Haut als perfektes Vorbild

11.12.2012  19:09 Uhr

Von Ev Tebroke / Sie ist flexibler Panzer, antimikrobieller Säuremantel, funktioniert als Leitungssystem von Feuchtigkeit oder optimiert das Strömungsverhalten. Die Haut unterschiedlichster Lebewesen hat diverse faszinierende Eigenschaften. Oftmals liefern ihre Strukturmodelle Erkenntnisse, die in der Technik von großem Nutzen sind.
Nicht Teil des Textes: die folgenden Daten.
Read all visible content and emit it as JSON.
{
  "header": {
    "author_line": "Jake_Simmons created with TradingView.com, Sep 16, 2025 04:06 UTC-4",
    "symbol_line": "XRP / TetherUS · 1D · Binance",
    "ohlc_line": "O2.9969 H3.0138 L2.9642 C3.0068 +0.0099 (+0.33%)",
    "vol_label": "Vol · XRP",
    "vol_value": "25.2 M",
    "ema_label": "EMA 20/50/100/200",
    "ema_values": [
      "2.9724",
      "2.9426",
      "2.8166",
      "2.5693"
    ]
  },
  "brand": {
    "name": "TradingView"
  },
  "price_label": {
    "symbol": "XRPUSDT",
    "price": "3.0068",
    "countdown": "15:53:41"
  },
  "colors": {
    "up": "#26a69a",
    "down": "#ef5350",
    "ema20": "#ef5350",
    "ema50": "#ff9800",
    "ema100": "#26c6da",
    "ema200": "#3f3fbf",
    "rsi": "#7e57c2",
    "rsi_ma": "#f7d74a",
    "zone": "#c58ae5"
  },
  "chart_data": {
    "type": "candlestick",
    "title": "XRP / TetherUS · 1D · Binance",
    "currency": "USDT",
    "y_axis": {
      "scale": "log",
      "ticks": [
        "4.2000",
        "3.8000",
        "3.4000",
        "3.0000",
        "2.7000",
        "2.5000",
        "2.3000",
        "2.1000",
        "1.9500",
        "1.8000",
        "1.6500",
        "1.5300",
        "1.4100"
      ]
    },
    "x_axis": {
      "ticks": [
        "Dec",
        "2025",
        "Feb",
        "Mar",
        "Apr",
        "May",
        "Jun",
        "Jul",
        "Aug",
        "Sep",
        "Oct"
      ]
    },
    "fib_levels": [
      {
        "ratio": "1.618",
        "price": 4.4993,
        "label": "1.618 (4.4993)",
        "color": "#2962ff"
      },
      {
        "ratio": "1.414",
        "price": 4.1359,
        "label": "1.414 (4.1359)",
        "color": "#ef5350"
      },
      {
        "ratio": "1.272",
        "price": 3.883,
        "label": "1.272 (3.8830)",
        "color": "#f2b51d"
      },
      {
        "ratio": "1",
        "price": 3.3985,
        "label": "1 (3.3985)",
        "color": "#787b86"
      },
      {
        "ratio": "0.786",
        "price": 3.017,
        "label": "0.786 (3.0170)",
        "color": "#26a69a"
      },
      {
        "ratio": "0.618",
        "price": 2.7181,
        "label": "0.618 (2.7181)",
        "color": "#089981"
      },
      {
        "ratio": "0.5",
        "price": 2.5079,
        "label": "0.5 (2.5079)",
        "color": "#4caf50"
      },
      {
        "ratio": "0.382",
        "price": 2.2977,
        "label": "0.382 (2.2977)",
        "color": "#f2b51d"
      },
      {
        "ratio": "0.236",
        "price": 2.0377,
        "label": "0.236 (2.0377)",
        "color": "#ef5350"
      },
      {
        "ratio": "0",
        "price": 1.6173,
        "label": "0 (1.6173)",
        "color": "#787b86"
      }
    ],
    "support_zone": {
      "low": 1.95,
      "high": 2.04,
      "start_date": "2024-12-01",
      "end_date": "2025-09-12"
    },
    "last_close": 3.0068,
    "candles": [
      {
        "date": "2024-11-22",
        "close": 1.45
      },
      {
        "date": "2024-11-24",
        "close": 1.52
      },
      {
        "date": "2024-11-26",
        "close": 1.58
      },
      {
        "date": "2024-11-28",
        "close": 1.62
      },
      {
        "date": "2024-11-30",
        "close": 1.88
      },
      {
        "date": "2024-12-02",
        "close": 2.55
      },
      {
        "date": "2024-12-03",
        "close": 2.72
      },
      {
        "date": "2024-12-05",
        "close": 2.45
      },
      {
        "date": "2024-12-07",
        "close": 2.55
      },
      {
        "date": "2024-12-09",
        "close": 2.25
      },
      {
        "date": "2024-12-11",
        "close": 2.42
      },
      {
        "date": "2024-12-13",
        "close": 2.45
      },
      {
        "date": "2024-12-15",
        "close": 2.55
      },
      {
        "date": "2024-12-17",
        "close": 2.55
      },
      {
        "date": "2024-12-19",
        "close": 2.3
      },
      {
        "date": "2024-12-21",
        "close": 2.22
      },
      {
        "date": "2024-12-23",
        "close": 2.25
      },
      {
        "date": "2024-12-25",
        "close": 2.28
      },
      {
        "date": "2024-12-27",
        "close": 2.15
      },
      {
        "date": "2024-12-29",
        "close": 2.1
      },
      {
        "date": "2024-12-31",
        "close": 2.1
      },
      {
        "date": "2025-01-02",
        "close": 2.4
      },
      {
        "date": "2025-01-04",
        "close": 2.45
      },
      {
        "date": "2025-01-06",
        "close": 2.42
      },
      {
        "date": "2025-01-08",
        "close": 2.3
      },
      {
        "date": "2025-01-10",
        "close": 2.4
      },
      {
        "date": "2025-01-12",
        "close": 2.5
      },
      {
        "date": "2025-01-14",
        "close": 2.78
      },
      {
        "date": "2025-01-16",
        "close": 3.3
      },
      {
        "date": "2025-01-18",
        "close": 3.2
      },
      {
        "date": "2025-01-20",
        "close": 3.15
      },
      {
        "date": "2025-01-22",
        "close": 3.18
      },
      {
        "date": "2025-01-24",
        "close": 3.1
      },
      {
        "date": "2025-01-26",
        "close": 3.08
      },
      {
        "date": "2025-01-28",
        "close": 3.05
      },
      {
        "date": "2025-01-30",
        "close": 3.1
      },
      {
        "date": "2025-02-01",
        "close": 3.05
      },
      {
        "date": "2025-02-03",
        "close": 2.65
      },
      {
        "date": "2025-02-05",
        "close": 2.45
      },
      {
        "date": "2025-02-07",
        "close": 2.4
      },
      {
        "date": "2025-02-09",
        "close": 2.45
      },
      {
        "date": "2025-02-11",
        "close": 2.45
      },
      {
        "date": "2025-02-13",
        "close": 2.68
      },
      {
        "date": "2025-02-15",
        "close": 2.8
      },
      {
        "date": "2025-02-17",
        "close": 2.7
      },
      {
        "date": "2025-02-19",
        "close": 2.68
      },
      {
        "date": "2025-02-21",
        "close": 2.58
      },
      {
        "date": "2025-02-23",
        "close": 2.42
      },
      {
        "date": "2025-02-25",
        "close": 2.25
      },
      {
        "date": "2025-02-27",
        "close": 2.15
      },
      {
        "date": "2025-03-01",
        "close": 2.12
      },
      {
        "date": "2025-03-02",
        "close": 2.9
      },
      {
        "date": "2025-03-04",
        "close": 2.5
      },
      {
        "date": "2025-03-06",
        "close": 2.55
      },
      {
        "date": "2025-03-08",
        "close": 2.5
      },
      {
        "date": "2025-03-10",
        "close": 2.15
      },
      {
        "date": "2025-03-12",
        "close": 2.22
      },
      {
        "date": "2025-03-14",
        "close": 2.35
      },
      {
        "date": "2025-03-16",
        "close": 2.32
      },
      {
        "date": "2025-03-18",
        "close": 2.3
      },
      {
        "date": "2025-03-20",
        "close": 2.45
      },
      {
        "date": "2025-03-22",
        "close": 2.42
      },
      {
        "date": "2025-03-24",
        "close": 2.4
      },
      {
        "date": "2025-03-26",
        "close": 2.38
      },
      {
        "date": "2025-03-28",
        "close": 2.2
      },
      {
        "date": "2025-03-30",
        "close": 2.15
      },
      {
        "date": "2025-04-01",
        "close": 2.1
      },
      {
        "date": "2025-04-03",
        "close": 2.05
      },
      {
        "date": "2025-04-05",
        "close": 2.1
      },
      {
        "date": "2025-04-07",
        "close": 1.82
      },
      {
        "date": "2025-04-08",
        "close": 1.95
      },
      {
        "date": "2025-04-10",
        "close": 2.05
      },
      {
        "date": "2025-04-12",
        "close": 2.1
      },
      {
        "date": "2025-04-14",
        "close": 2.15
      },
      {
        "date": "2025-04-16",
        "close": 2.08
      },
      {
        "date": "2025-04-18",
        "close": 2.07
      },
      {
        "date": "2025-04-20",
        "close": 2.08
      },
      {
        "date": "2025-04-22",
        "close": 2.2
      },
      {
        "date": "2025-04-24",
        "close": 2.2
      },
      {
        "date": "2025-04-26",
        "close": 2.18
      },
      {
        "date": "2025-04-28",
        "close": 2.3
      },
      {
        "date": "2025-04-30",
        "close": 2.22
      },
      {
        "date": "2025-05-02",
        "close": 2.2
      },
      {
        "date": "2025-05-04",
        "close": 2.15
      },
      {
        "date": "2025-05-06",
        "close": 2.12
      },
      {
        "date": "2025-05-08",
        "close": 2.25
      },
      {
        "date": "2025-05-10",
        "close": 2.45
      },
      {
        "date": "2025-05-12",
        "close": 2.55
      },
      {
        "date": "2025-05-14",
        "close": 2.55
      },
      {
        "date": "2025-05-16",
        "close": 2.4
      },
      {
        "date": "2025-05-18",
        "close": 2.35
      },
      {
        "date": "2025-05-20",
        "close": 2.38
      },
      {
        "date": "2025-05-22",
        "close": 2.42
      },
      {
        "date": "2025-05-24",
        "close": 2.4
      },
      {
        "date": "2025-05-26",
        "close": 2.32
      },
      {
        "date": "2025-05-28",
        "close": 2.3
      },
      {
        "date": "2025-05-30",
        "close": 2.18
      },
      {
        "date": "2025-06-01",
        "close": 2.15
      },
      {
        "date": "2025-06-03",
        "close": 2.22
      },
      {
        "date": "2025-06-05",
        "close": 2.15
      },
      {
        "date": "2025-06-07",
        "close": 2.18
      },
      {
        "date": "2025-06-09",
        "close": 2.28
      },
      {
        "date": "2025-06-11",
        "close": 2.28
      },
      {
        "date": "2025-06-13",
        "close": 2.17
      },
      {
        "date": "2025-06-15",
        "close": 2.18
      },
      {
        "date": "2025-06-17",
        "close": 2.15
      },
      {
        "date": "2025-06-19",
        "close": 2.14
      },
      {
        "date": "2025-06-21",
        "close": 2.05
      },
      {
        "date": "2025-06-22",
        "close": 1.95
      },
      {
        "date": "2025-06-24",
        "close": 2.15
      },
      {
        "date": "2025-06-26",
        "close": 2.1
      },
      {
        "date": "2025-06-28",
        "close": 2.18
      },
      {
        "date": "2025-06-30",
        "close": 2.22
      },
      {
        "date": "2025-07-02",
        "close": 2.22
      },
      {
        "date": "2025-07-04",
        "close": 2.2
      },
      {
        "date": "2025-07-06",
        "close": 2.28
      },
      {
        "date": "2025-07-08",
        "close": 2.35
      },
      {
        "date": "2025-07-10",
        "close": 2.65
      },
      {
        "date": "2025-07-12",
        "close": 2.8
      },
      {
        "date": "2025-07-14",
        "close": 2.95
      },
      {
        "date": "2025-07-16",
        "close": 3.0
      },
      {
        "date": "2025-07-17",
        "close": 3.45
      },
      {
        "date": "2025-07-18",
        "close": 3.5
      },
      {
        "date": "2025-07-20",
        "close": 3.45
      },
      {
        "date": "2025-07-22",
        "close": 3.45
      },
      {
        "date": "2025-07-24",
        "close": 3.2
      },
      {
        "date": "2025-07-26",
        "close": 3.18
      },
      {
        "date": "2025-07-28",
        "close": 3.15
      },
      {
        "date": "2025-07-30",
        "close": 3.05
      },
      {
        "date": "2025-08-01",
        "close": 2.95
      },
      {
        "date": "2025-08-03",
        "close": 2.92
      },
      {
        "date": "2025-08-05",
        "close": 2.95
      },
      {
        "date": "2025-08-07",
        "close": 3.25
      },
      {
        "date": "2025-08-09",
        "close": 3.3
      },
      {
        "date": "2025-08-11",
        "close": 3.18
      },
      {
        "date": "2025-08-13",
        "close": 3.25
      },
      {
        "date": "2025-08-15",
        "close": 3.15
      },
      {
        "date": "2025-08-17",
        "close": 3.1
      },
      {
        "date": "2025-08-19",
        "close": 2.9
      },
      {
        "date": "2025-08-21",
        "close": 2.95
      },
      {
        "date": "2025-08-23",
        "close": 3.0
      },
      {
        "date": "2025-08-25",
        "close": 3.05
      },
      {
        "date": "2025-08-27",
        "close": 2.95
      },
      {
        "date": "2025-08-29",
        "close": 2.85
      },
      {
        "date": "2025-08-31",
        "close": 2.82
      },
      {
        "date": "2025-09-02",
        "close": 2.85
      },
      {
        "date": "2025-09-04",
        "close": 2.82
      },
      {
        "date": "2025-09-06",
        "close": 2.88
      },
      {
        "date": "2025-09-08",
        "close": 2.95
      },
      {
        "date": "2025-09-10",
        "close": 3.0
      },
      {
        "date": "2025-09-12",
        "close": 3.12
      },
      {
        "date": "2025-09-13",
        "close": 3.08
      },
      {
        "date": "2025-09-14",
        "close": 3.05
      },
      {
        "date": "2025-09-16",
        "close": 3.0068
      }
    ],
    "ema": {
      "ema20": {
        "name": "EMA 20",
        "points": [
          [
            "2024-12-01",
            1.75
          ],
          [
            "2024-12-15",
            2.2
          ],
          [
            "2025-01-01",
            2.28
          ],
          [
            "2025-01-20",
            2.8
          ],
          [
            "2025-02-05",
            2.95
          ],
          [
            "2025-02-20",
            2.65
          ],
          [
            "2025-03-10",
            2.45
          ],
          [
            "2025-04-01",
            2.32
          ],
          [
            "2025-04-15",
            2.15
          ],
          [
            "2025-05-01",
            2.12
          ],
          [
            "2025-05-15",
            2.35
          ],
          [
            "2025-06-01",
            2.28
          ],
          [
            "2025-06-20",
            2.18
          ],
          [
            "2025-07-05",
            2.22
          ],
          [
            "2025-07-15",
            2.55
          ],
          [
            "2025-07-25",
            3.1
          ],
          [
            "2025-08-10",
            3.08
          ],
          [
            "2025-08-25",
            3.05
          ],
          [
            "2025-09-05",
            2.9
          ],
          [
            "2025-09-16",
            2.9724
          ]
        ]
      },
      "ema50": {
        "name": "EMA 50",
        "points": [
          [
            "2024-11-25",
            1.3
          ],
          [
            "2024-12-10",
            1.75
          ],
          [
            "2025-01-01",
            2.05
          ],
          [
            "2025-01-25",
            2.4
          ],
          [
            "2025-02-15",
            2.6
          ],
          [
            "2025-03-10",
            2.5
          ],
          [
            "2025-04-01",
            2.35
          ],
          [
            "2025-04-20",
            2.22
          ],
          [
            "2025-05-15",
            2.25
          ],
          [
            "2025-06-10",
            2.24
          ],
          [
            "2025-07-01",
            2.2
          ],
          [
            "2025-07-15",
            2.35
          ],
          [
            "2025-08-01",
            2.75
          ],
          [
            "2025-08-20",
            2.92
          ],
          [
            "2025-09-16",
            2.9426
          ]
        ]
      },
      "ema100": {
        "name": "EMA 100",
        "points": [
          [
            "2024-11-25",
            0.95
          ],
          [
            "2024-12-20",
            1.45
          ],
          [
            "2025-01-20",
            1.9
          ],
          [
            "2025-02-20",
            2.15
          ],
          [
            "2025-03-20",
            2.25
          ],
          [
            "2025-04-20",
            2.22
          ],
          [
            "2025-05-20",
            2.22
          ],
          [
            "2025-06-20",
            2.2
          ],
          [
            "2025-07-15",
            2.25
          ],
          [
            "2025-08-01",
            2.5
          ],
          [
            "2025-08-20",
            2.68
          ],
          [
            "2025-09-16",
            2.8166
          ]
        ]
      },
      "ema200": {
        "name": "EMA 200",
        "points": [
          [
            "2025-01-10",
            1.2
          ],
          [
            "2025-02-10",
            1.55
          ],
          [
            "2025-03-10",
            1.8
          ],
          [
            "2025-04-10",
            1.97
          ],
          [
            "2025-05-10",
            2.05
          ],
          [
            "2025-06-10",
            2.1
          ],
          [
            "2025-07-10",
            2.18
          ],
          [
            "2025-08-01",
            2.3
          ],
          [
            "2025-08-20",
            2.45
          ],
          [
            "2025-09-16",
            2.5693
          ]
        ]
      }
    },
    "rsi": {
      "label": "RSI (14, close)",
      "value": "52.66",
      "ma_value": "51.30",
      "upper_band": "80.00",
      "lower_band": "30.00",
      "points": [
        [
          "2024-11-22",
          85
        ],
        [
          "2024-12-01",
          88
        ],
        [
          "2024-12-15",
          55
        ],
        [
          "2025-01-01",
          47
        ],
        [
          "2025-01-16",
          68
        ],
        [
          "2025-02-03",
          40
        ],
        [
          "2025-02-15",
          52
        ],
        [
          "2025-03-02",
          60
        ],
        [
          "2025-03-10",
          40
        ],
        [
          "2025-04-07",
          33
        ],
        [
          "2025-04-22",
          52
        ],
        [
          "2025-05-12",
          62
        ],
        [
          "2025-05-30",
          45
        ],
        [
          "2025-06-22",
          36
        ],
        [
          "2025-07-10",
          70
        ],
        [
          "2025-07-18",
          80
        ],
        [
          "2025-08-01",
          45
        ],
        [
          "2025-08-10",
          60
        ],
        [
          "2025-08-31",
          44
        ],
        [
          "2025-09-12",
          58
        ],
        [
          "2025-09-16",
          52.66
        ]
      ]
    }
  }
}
Beim Betrachten von gehäuteter Schlangenhaut stellte sich Marie-Christin Klein die entscheidende Frage: »Wieso ist diese Haut eigentlich trotz permanenter Reibung mit dem Untergrund nicht zerschlissen?« Die Doktorandin des Zoologischen Instituts der Uni Kiel wollte es genau wissen. Zusammen mit Stanislav Gorb, Professor für funktionelle Morphologie und Biomechanik am Institut, erforschte sie anhand von vier Schlangenarten das Geheimnis deren Haut – und gewann Erkenntnisse, die zur Entwicklung besonders verschleißarmer Materialien beitragen können.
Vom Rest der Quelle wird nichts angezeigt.